What about learning itself? What about the skills in between the subject content? Collaborating with teachers and co-teaching – filling in each others’ gaps? Having the time to think about authentic differentiation? Thinking about thinking. Playing around with social media platforms and authentic audience, encouraging peer feedback, asking the hard questions about the credibility of online information – isn’t all this teaching?

I used to teach English, German and French, and some Russian, and in the last 8 years I changed my teaching role to that of teacher librarian – school librarian or library media specialist in some countries. It seems that the role is so elusive that it’s not consistently defined.

So, why do I teach? What I love about being a teacher librarian is that there is so much freedom in the role, and so many opportunities to learn, to share learning, and to explore different ways of sharing ideas and information. I realise that I love teaching when I have the opportunity to keep learning especially from others, and when I’m a part of students’ learning. And although I’m very busy because I’m coming from so many different directions, I don’t have the weariness of subject teachers under the pressure of an ever expanding curriculum and brain numbing paper work (my impression only). I get to relate to students of all year levels regardless of their subject choices and I am privileged to be able to focus on learning itself while supporting teachers and students.

When my first born son was in preschool he was a questioning force to be reckoned with. His passion for learning was so wonderful to behold, and such a contrast to much of the disengagement I’d seen in teenagers at school, that I started thinking about how I could preserve his sense of wonder and thirst for learning. There is no simple answer to this, and although Montessori helped in the preschool and very early primary school years, going back into mainstream education as a very bright child was not the most positive experience, and almost damaging in some ways – certainly in a personal and social sense.  A primary school psychologist told him to ‘dumb down’ so that he would fit in, and I’m sure he is not alone in following that inevitable path to becoming a less switched on student so that he didn’t stand out. I don’t like to think about how unhappy he must have been. In later secondary years, and also in early tertiary (he is now in second year Masters), the passion to learn came not from school/University but recreational time, and my perception is that he kept himself ‘sane’ by following personal interests – thanks to the internet. Interestingly, his Arts degree (Politics and Psychology) morphed into a Masters Degree in Urban Planning – his formal education finally matching his personal interests.

So back to the question: Why I teach?

I think that people who love teaching love learning. I love being in the business of learning – my own learning; supporting the learning of students, supporting teachers in their role as learning facilitators. Being in the company of people sharing ideas, creativity, and debate. My role in supporting teaching and learning is very fulfilling. Usually I have the satisfaction of knowing that I’m essential to the classroom teaching going on in the school. Occasionally I’m disheartened by teachers who tell me they have everything they need in order to teach their subject, thank you very much. The teachers I see engaging students are the ones who love learning and are always looking for new ways to teach.

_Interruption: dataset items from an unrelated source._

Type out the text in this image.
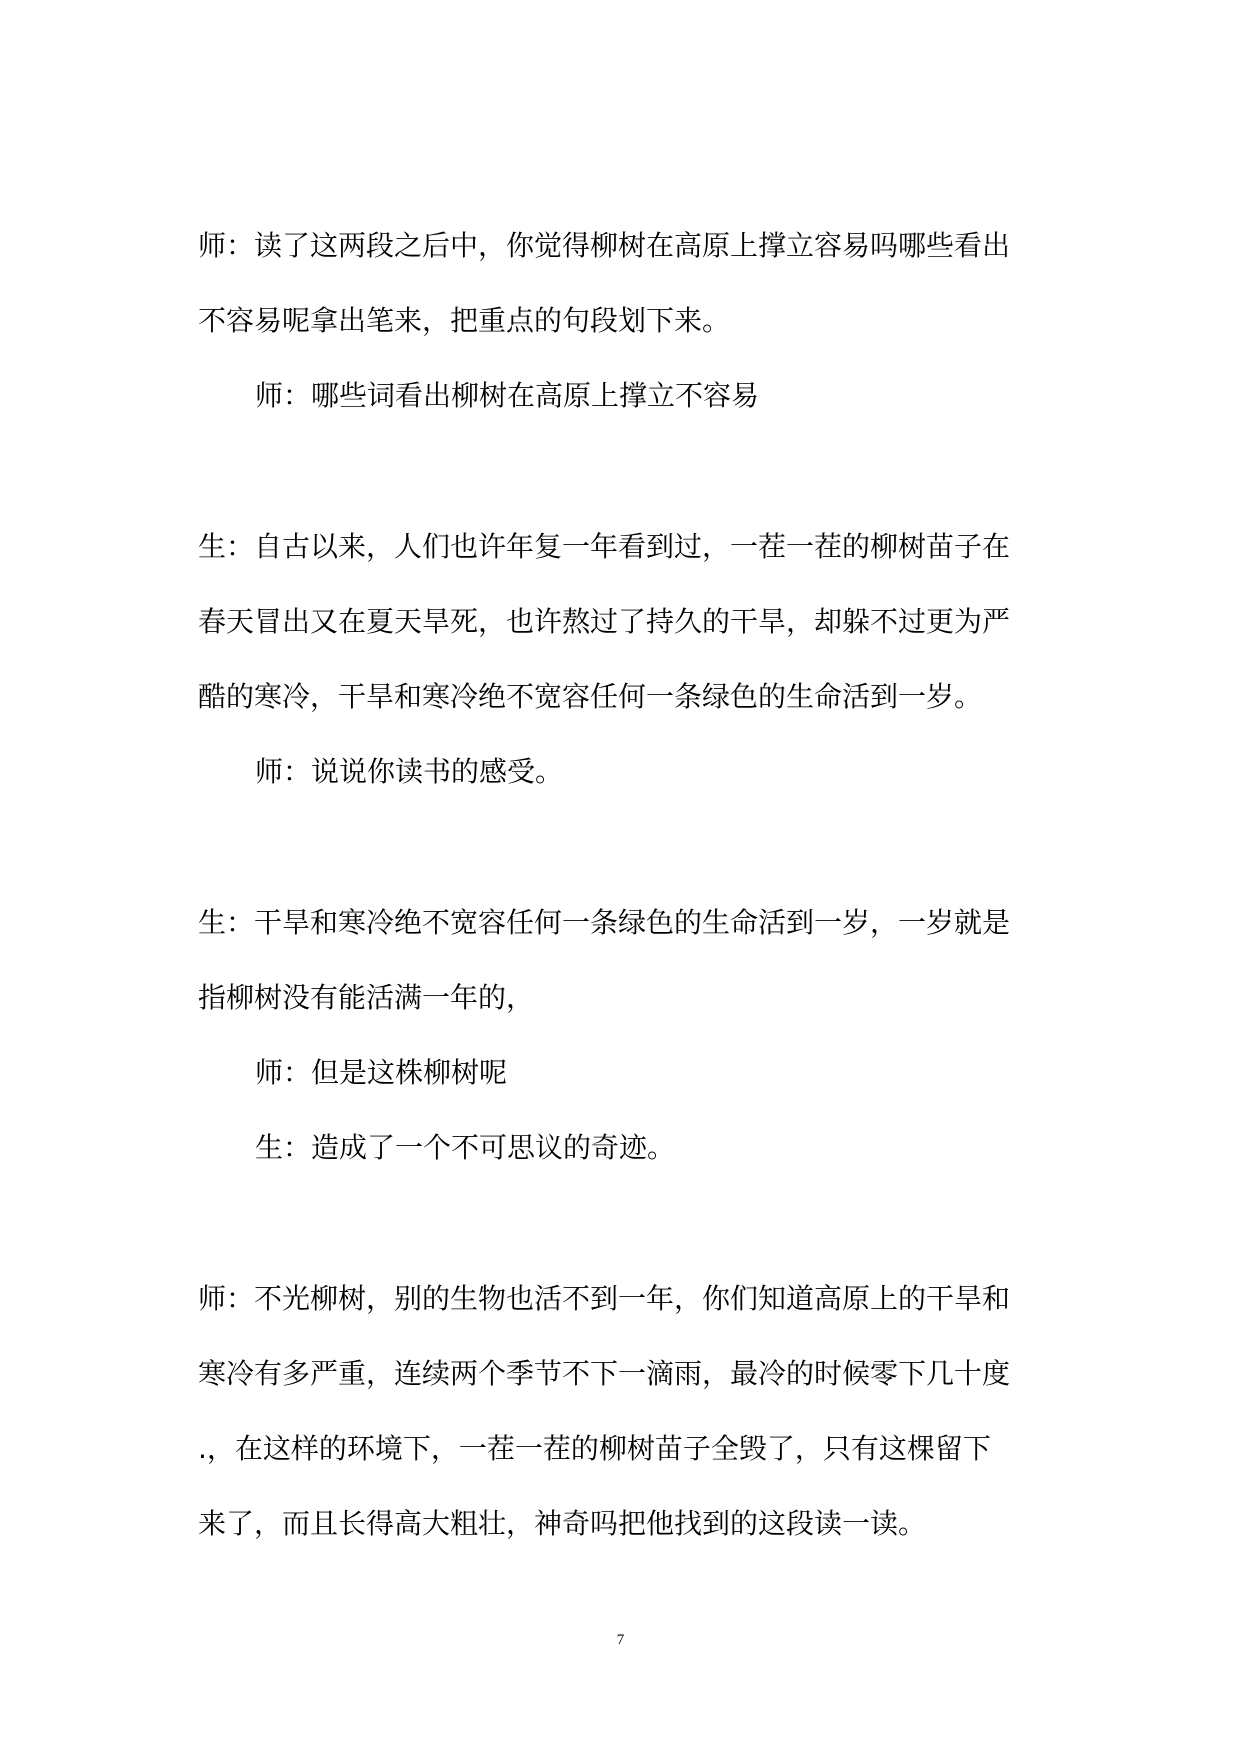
师：读了这两段之后中，你觉得柳树在高原上撑立容易吗哪些看出

不容易呢拿出笔来，把重点的句段划下来。

师：哪些词看出柳树在高原上撑立不容易

生：自古以来，人们也许年复一年看到过，一茬一茬的柳树苗子在

春天冒出又在夏天旱死，也许熬过了持久的干旱，却躲不过更为严

酷的寒冷，干旱和寒冷绝不宽容任何一条绿色的生命活到一岁。

师：说说你读书的感受。

生：干旱和寒冷绝不宽容任何一条绿色的生命活到一岁，一岁就是

指柳树没有能活满一年的，

师：但是这株柳树呢

生：造成了一个不可思议的奇迹。

师：不光柳树，别的生物也活不到一年，你们知道高原上的干旱和

寒冷有多严重，连续两个季节不下一滴雨，最冷的时候零下几十度

.，在这样的环境下，一茬一茬的柳树苗子全毁了，只有这棵留下

来了，而且长得高大粗壮，神奇吗把他找到的这段读一读。

7
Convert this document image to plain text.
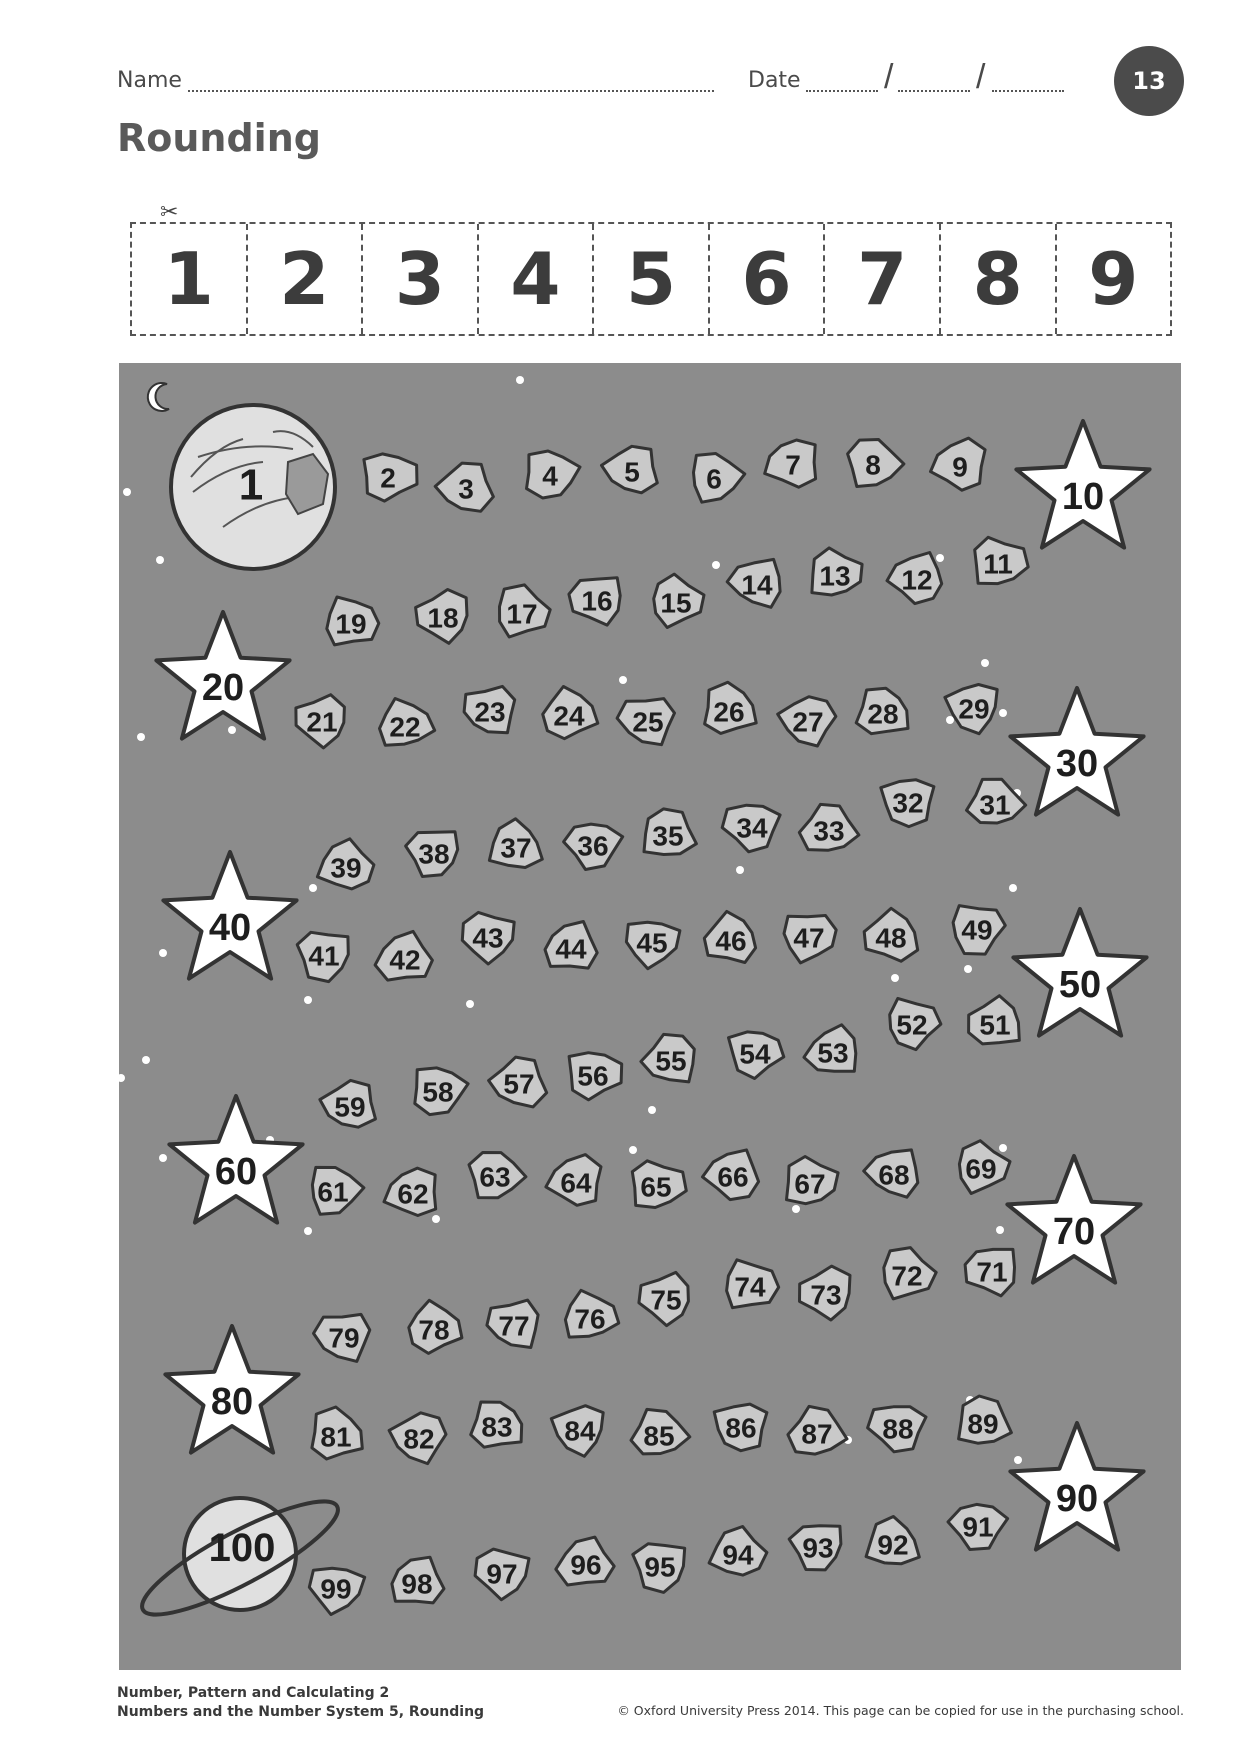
Name	Date / /	13
Rounding
✂
1 2 3 4 5 6 7 8 9
2 3 4 5 6 7 8	9
11
12
13
14
15
16
17
18
19
21 22 23 24 25 26 27 28 29
31
32
33
34
35
36
37
38
39
41 42
43 44 45 46 47 48 49
51
52
53
54
55
56
57
58
59
61 62
63 64 65 66 67 68 69
71
72
73
74
75
76
77
78
79
81 82 83 84 85 86 87 88 89
91
92
93
94
95
96
97
98
99
10
20
30
40
50
60
70
80
90
1
100
Number, Pattern and Calculating 2
Numbers and the Number System 5, Rounding	© Oxford University Press 2014. This page can be copied for use in the purchasing school.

I think that learning is not always easy, and that lifelong learning really needs to be taught, or rather, practised. The learning process should be the focus at least as much as the content, if not more. The process should be made transparent to enable shared metacognition. I’m concerned that we are failing our students in terms of teaching them how to learn. Some are better at working this out for themselves than others. Without this support, many students will lose their self confidence and turn away from learning. I hope to play a small role in preventing this from happening in my school. My hope is that I help students to embrace learning, to learn from and with others, to never be afraid to admit they’re lost or confused, to learn the resilience and discipline they will need to keep learning in their careers and in life.